Estava em casa, em Lisboa, o sol brilhava e a temperatura era amena. Era Abril. Daí a poucos dias faria 26 anos e, por norma, está sol no meu dia de anos. O teu pai tinha três anos e, tal como hoje, não fazia ideia do que se estava a passar. Mas não faz mal, eu fazia enquanto lhe ensinava o garfo à direita e a faca à esquerda. Morávamos no bairro social da Musgueira numa casa com um quarto, eu, o teu pai, o teu avô e o teu bisavô, não havia telefone mas tínhamos uma pia e chaminé, um luxo, imagina, para quem tivera de partir do Gavião à procura de melhor, mas nem por isso, ainda não, talvez melhor fosse ficar, não partir, não chegar, não morrer.

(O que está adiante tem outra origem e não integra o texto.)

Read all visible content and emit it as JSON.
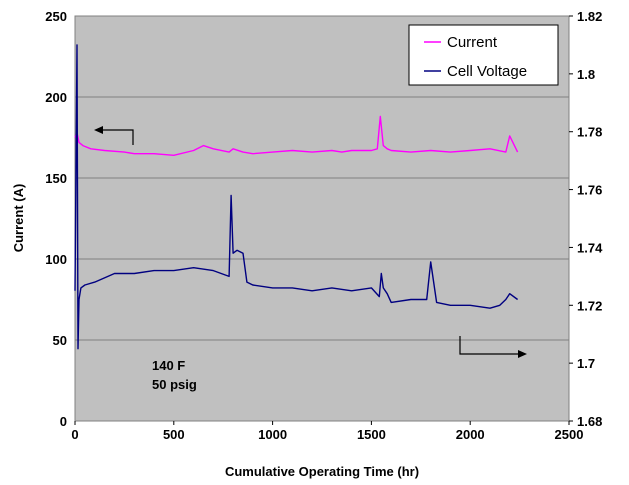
{
  "chart_data": {
    "type": "line",
    "title": "",
    "xlabel": "Cumulative Operating Time (hr)",
    "ylabel": "Current (A)",
    "y2label": "",
    "xlim": [
      0,
      2500
    ],
    "ylim": [
      0,
      250
    ],
    "y2lim": [
      1.68,
      1.82
    ],
    "x_ticks": [
      "0",
      "500",
      "1000",
      "1500",
      "2000",
      "2500"
    ],
    "y_ticks": [
      "0",
      "50",
      "100",
      "150",
      "200",
      "250"
    ],
    "y2_ticks": [
      "1.68",
      "1.7",
      "1.72",
      "1.74",
      "1.76",
      "1.78",
      "1.8",
      "1.82"
    ],
    "grid": true,
    "legend_position": "top-right",
    "plot_background": "#c0c0c0",
    "series": [
      {
        "name": "Current",
        "axis": "left",
        "color": "#ff00ff",
        "x": [
          0,
          10,
          20,
          40,
          80,
          150,
          250,
          300,
          400,
          500,
          600,
          650,
          700,
          780,
          800,
          850,
          900,
          1000,
          1100,
          1200,
          1300,
          1350,
          1400,
          1500,
          1530,
          1545,
          1560,
          1580,
          1600,
          1700,
          1800,
          1900,
          2000,
          2100,
          2180,
          2200,
          2240
        ],
        "y": [
          175,
          178,
          172,
          170,
          168,
          167,
          166,
          165,
          165,
          164,
          167,
          170,
          168,
          166,
          168,
          166,
          165,
          166,
          167,
          166,
          167,
          166,
          167,
          167,
          168,
          188,
          170,
          168,
          167,
          166,
          167,
          166,
          167,
          168,
          166,
          176,
          166
        ]
      },
      {
        "name": "Cell Voltage",
        "axis": "right",
        "color": "#000080",
        "x": [
          0,
          10,
          15,
          20,
          30,
          50,
          100,
          200,
          300,
          400,
          500,
          600,
          700,
          780,
          790,
          800,
          820,
          850,
          870,
          900,
          1000,
          1100,
          1200,
          1300,
          1400,
          1500,
          1540,
          1550,
          1560,
          1580,
          1600,
          1700,
          1780,
          1800,
          1830,
          1900,
          2000,
          2100,
          2150,
          2180,
          2200,
          2240
        ],
        "y": [
          1.725,
          1.81,
          1.705,
          1.722,
          1.726,
          1.727,
          1.728,
          1.731,
          1.731,
          1.732,
          1.732,
          1.733,
          1.732,
          1.73,
          1.758,
          1.738,
          1.739,
          1.738,
          1.728,
          1.727,
          1.726,
          1.726,
          1.725,
          1.726,
          1.725,
          1.726,
          1.723,
          1.731,
          1.726,
          1.724,
          1.721,
          1.722,
          1.722,
          1.735,
          1.721,
          1.72,
          1.72,
          1.719,
          1.72,
          1.722,
          1.724,
          1.722
        ]
      }
    ],
    "annotations": {
      "conditions_line1": "140 F",
      "conditions_line2": "50 psig"
    }
  }
}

E se há muito esperava por esta madrugada, este dia inicial inteiro e limpo, não podia imaginar, ou sonhar, o que iria acontecer. Passei o dia todo colada ao rádio, de lágrimas nos olhos entre a esperança e a dúvida, com o coração apertado de tanta emoção.

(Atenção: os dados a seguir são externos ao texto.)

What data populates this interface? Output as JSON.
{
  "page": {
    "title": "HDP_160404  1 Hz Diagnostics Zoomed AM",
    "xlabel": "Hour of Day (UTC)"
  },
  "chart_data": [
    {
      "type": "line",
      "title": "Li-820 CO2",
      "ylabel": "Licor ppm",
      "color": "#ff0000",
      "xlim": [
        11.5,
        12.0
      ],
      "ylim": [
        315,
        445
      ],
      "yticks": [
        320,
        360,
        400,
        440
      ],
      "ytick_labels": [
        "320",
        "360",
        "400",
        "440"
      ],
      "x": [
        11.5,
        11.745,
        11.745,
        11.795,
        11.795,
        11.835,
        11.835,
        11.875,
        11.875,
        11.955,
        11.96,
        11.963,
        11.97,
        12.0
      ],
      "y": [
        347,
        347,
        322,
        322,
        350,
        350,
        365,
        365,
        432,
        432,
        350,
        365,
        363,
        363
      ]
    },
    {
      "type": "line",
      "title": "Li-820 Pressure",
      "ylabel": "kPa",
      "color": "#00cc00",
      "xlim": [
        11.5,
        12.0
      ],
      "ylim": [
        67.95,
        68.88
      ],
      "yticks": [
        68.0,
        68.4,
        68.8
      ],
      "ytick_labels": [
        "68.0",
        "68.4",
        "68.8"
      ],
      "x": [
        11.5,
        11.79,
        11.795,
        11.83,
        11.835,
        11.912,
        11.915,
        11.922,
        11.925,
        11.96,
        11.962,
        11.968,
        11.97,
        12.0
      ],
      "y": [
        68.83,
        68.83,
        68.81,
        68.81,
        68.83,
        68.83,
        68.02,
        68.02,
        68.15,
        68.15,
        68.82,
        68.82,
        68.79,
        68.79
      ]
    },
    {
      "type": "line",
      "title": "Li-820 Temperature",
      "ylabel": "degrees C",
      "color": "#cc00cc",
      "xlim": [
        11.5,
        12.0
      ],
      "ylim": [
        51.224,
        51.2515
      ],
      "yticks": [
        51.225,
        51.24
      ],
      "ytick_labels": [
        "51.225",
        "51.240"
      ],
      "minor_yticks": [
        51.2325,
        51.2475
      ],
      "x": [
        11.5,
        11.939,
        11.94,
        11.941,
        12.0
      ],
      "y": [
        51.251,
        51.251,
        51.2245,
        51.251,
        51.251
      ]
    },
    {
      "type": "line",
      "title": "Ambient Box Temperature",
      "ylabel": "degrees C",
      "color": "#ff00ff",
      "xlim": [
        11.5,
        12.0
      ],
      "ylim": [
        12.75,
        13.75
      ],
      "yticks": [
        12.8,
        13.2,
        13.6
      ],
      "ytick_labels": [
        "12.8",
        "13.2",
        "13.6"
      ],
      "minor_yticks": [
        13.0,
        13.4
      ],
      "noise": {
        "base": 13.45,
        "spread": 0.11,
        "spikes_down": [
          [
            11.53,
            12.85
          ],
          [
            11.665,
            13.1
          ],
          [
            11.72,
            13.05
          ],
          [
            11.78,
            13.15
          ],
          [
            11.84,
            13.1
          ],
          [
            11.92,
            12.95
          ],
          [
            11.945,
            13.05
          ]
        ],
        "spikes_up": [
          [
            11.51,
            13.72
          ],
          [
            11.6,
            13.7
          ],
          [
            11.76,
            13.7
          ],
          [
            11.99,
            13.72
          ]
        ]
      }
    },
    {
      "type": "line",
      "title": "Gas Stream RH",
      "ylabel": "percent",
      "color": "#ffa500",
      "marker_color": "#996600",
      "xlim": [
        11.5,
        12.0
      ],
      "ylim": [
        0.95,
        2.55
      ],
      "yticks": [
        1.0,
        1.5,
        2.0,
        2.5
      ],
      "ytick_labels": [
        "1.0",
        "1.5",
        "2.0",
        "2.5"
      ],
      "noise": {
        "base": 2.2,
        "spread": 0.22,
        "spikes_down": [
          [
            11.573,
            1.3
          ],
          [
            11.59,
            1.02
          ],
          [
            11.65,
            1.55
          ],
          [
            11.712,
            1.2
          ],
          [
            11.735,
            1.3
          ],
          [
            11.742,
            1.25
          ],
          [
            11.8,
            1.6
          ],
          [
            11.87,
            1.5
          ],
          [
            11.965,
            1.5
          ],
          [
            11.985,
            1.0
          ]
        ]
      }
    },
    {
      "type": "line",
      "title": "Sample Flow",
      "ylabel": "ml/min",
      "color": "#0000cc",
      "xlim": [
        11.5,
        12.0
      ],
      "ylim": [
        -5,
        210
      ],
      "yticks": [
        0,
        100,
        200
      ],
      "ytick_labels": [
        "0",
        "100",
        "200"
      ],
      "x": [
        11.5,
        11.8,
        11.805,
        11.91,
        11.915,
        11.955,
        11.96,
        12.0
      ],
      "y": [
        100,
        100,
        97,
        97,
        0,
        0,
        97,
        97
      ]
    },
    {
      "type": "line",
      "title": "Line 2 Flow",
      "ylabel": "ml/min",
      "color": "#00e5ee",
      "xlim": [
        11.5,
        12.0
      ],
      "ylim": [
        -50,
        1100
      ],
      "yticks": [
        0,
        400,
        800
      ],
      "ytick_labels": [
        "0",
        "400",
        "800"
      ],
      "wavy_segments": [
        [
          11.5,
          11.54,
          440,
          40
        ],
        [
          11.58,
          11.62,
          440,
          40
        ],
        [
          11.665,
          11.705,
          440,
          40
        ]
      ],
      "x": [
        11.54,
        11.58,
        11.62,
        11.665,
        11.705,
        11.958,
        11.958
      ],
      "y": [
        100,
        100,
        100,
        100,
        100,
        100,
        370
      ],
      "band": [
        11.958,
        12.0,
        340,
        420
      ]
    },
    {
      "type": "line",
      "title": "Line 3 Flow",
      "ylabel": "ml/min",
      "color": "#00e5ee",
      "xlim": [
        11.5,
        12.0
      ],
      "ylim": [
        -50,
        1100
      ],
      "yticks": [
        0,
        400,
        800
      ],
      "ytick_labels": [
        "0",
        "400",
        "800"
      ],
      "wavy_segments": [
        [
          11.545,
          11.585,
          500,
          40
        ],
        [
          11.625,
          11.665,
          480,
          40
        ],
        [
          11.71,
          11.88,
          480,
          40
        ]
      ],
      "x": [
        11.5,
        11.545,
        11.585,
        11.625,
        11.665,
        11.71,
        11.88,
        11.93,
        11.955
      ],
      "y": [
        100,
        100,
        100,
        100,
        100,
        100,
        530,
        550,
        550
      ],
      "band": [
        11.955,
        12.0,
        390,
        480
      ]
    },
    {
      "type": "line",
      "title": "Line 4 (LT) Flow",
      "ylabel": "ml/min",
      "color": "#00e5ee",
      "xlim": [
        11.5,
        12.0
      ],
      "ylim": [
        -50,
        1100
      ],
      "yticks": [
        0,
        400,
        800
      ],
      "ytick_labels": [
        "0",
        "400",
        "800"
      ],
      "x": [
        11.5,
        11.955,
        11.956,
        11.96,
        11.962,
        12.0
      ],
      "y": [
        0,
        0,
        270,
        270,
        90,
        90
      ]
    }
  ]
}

À medida que os acontecimentos se desenrolavam, não podia deixar de rever a minha curta vida até então: os meus 40 colegas de turma (duas turmas separadas de rapazes e raparigas) que ao acabar a 4.ª classe não puderam continuar a estudar por falta de condições, tendo todos de trabalhar para comer, para viver, para sobreviver, nós e a família de cada um por inteiro, nunca menos de quatro irmãos e irmãs e um sem número de tios, tias e primos; a vida miserável na aldeia e a dependência total e absoluta dos favores do senhor padre e mais dois ou três senhores que ajudavam as pessoas no hospital, nas finanças, na câmara, porque ninguém sabia ler, os nossos pais não sabiam ler, os nossos avós também não, o teu bisavô também não; a fuga de novos e velhos a salto para França sob risco de uma bala ou a prisão, os mais novos a fugir à guerra colonial e à fome e as mães e as namoradas de joelhos, a desesperar em casa, a desesperar na terra, os mais velhos à procura de sustento para tantos filhos.

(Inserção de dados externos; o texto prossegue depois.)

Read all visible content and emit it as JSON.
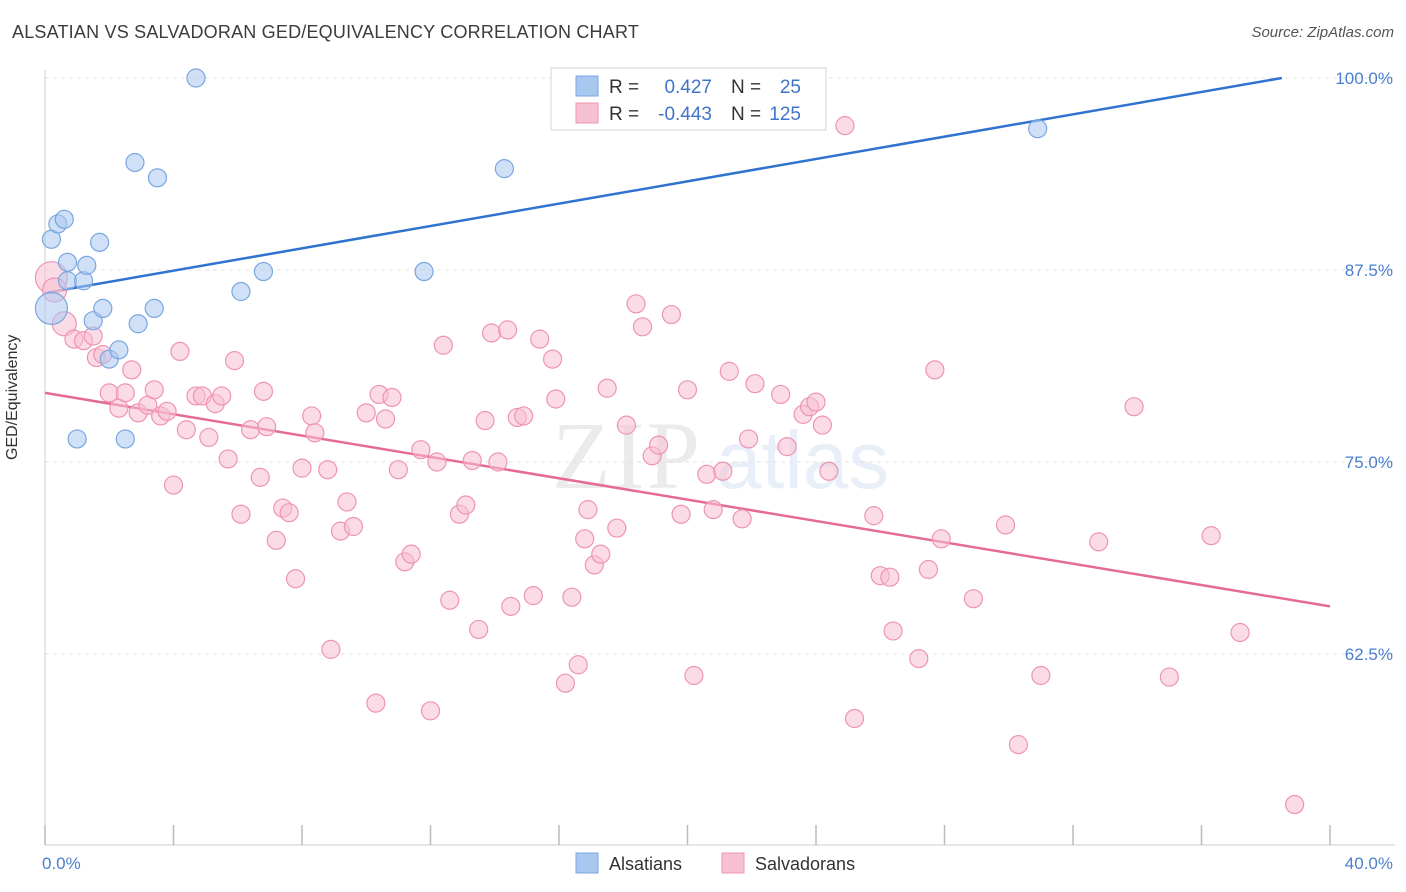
{
  "title": "ALSATIAN VS SALVADORAN GED/EQUIVALENCY CORRELATION CHART",
  "source": "Source: ZipAtlas.com",
  "chart_data": {
    "type": "scatter",
    "title": "ALSATIAN VS SALVADORAN GED/EQUIVALENCY CORRELATION CHART",
    "xlabel": "",
    "ylabel": "GED/Equivalency",
    "xlim": [
      0,
      40
    ],
    "ylim": [
      51,
      101
    ],
    "x_tick_labels": [
      "0.0%",
      "40.0%"
    ],
    "y_ticks": [
      62.5,
      75.0,
      87.5,
      100.0
    ],
    "y_tick_labels": [
      "62.5%",
      "75.0%",
      "87.5%",
      "100.0%"
    ],
    "grid": true,
    "watermark": "ZIPatlas",
    "legend": {
      "position": "top-center",
      "entries": [
        {
          "r_label": "R =",
          "r_value": "0.427",
          "n_label": "N =",
          "n_value": "25"
        },
        {
          "r_label": "R =",
          "r_value": "-0.443",
          "n_label": "N =",
          "n_value": "125"
        }
      ]
    },
    "series": [
      {
        "name": "Alsatians",
        "color": "#a9c8f0",
        "stroke": "#7aa6e0",
        "line_color": "#2f72d0",
        "trend": {
          "x0": 0,
          "y0": 86.0,
          "x1": 38.5,
          "y1": 100.0
        },
        "points": [
          [
            0.2,
            85.0
          ],
          [
            0.2,
            89.5
          ],
          [
            0.4,
            90.5
          ],
          [
            0.6,
            90.8
          ],
          [
            0.7,
            88.0
          ],
          [
            0.7,
            86.8
          ],
          [
            1.0,
            76.5
          ],
          [
            1.2,
            86.8
          ],
          [
            1.3,
            87.8
          ],
          [
            1.5,
            84.2
          ],
          [
            1.7,
            89.3
          ],
          [
            1.8,
            85.0
          ],
          [
            2.0,
            81.7
          ],
          [
            2.3,
            82.3
          ],
          [
            2.5,
            76.5
          ],
          [
            2.8,
            94.5
          ],
          [
            2.9,
            84.0
          ],
          [
            3.4,
            85.0
          ],
          [
            3.5,
            93.5
          ],
          [
            4.7,
            100.0
          ],
          [
            6.1,
            86.1
          ],
          [
            6.8,
            87.4
          ],
          [
            11.8,
            87.4
          ],
          [
            14.3,
            94.1
          ],
          [
            30.9,
            96.7
          ]
        ]
      },
      {
        "name": "Salvadorans",
        "color": "#f7c0d2",
        "stroke": "#ee94b2",
        "line_color": "#e56b97",
        "trend": {
          "x0": 0,
          "y0": 79.5,
          "x1": 40,
          "y1": 65.6
        },
        "points": [
          [
            0.2,
            87.0
          ],
          [
            0.3,
            86.2
          ],
          [
            0.6,
            84.0
          ],
          [
            0.9,
            83.0
          ],
          [
            1.2,
            82.9
          ],
          [
            1.5,
            83.2
          ],
          [
            1.6,
            81.8
          ],
          [
            1.8,
            82.0
          ],
          [
            2.0,
            79.5
          ],
          [
            2.3,
            78.5
          ],
          [
            2.5,
            79.5
          ],
          [
            2.7,
            81.0
          ],
          [
            2.9,
            78.2
          ],
          [
            3.2,
            78.7
          ],
          [
            3.4,
            79.7
          ],
          [
            3.6,
            78.0
          ],
          [
            3.8,
            78.3
          ],
          [
            4.0,
            73.5
          ],
          [
            4.2,
            82.2
          ],
          [
            4.4,
            77.1
          ],
          [
            4.7,
            79.3
          ],
          [
            4.9,
            79.3
          ],
          [
            5.1,
            76.6
          ],
          [
            5.3,
            78.8
          ],
          [
            5.5,
            79.3
          ],
          [
            5.7,
            75.2
          ],
          [
            5.9,
            81.6
          ],
          [
            6.1,
            71.6
          ],
          [
            6.4,
            77.1
          ],
          [
            6.7,
            74.0
          ],
          [
            6.8,
            79.6
          ],
          [
            6.9,
            77.3
          ],
          [
            7.2,
            69.9
          ],
          [
            7.4,
            72.0
          ],
          [
            7.6,
            71.7
          ],
          [
            7.8,
            67.4
          ],
          [
            8.0,
            74.6
          ],
          [
            8.3,
            78.0
          ],
          [
            8.4,
            76.9
          ],
          [
            8.8,
            74.5
          ],
          [
            8.9,
            62.8
          ],
          [
            9.2,
            70.5
          ],
          [
            9.4,
            72.4
          ],
          [
            9.6,
            70.8
          ],
          [
            10.0,
            78.2
          ],
          [
            10.3,
            59.3
          ],
          [
            10.4,
            79.4
          ],
          [
            10.6,
            77.8
          ],
          [
            10.8,
            79.2
          ],
          [
            11.0,
            74.5
          ],
          [
            11.2,
            68.5
          ],
          [
            11.4,
            69.0
          ],
          [
            11.7,
            75.8
          ],
          [
            12.0,
            58.8
          ],
          [
            12.2,
            75.0
          ],
          [
            12.4,
            82.6
          ],
          [
            12.6,
            66.0
          ],
          [
            12.9,
            71.6
          ],
          [
            13.1,
            72.2
          ],
          [
            13.3,
            75.1
          ],
          [
            13.5,
            64.1
          ],
          [
            13.7,
            77.7
          ],
          [
            13.9,
            83.4
          ],
          [
            14.1,
            75.0
          ],
          [
            14.4,
            83.6
          ],
          [
            14.5,
            65.6
          ],
          [
            14.7,
            77.9
          ],
          [
            14.9,
            78.0
          ],
          [
            15.2,
            66.3
          ],
          [
            15.4,
            83.0
          ],
          [
            15.8,
            81.7
          ],
          [
            15.9,
            79.1
          ],
          [
            16.2,
            60.6
          ],
          [
            16.4,
            66.2
          ],
          [
            16.6,
            61.8
          ],
          [
            16.8,
            70.0
          ],
          [
            16.9,
            71.9
          ],
          [
            17.1,
            68.3
          ],
          [
            17.3,
            69.0
          ],
          [
            17.5,
            79.8
          ],
          [
            17.8,
            70.7
          ],
          [
            18.1,
            77.4
          ],
          [
            18.4,
            85.3
          ],
          [
            18.6,
            83.8
          ],
          [
            18.9,
            75.4
          ],
          [
            19.1,
            76.1
          ],
          [
            19.5,
            84.6
          ],
          [
            19.8,
            71.6
          ],
          [
            20.0,
            79.7
          ],
          [
            20.2,
            61.1
          ],
          [
            20.6,
            74.2
          ],
          [
            20.8,
            71.9
          ],
          [
            21.1,
            74.4
          ],
          [
            21.3,
            80.9
          ],
          [
            21.7,
            71.3
          ],
          [
            21.9,
            76.5
          ],
          [
            22.1,
            80.1
          ],
          [
            22.9,
            79.4
          ],
          [
            23.1,
            76.0
          ],
          [
            23.6,
            78.1
          ],
          [
            23.8,
            78.6
          ],
          [
            24.0,
            78.9
          ],
          [
            24.2,
            77.4
          ],
          [
            24.4,
            74.4
          ],
          [
            24.9,
            96.9
          ],
          [
            25.2,
            58.3
          ],
          [
            25.8,
            71.5
          ],
          [
            26.0,
            67.6
          ],
          [
            26.3,
            67.5
          ],
          [
            26.4,
            64.0
          ],
          [
            27.2,
            62.2
          ],
          [
            27.5,
            68.0
          ],
          [
            27.7,
            81.0
          ],
          [
            27.9,
            70.0
          ],
          [
            28.9,
            66.1
          ],
          [
            29.9,
            70.9
          ],
          [
            30.3,
            56.6
          ],
          [
            31.0,
            61.1
          ],
          [
            32.8,
            69.8
          ],
          [
            33.9,
            78.6
          ],
          [
            35.0,
            61.0
          ],
          [
            36.3,
            70.2
          ],
          [
            37.2,
            63.9
          ],
          [
            38.9,
            52.7
          ]
        ]
      }
    ]
  },
  "bottom_legend": [
    {
      "label": "Alsatians"
    },
    {
      "label": "Salvadorans"
    }
  ]
}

E porque as paredes tinham ouvidos, porque a PIDE tinha ouvidos e os vizinhos tinham ouvidos, o medo, o medo de falar, o medo de respirar, o medo de pensar, o medo de ouvir, sair, andar, beijar, comer, falar, ver, viver, acordar, dormir, sempre o medo de cabeça baixa na rua para quem passa, ou à hora do jantar à mesa dentro da própria casa, não vá um dedo apontar, não vá o dedo disparar.

Éramos presos como cães e sentimos todo o horror nas mãos, na boca, nos dentes, a cuspir os dentes à força dos murros de uma polícia sem critérios, só força, a brutalidade, repressão, o teu avô no Aljube, a cela de metro e meio, uma vida, a nossa, num metro e meio. No dia 25 de Abril não saí de casa, mas o teu bisavô saiu, de madrugada, para comprar frutas e hortaliças, e, emocionado, assistiu à movimentação das tropas na Praça do Comércio.

No dia 25 de Abril não saí de casa, não saímos de casa, mas a 26 saímos, e a 27 também, sem esquecer o 1 de Maio e o povo saiu à rua, para não mais ficar em casa, para não mais ter medo, para sempre em liberdade.

O 25 de Abril foi a uma quinta-feira. Podia ter sido em qualquer outro dia, mas não foi, foi a uma quinta-feira, eu sei porque eu vivi o 25 de Abril, o Marcello Caetano preso pelos militares, as pessoas tão incrédulas, as pessoas tão felizes, finalmente podiam viver, finalmente podiam falar, e gritar, depois de 48 anos de prisões, tortura, morte, guerra, fome, ditadura, o Inverno morreu por fim, o inferno morreu por fim nos cravos de Abril, na Primavera de Abril.

Viva o 25 de Abril!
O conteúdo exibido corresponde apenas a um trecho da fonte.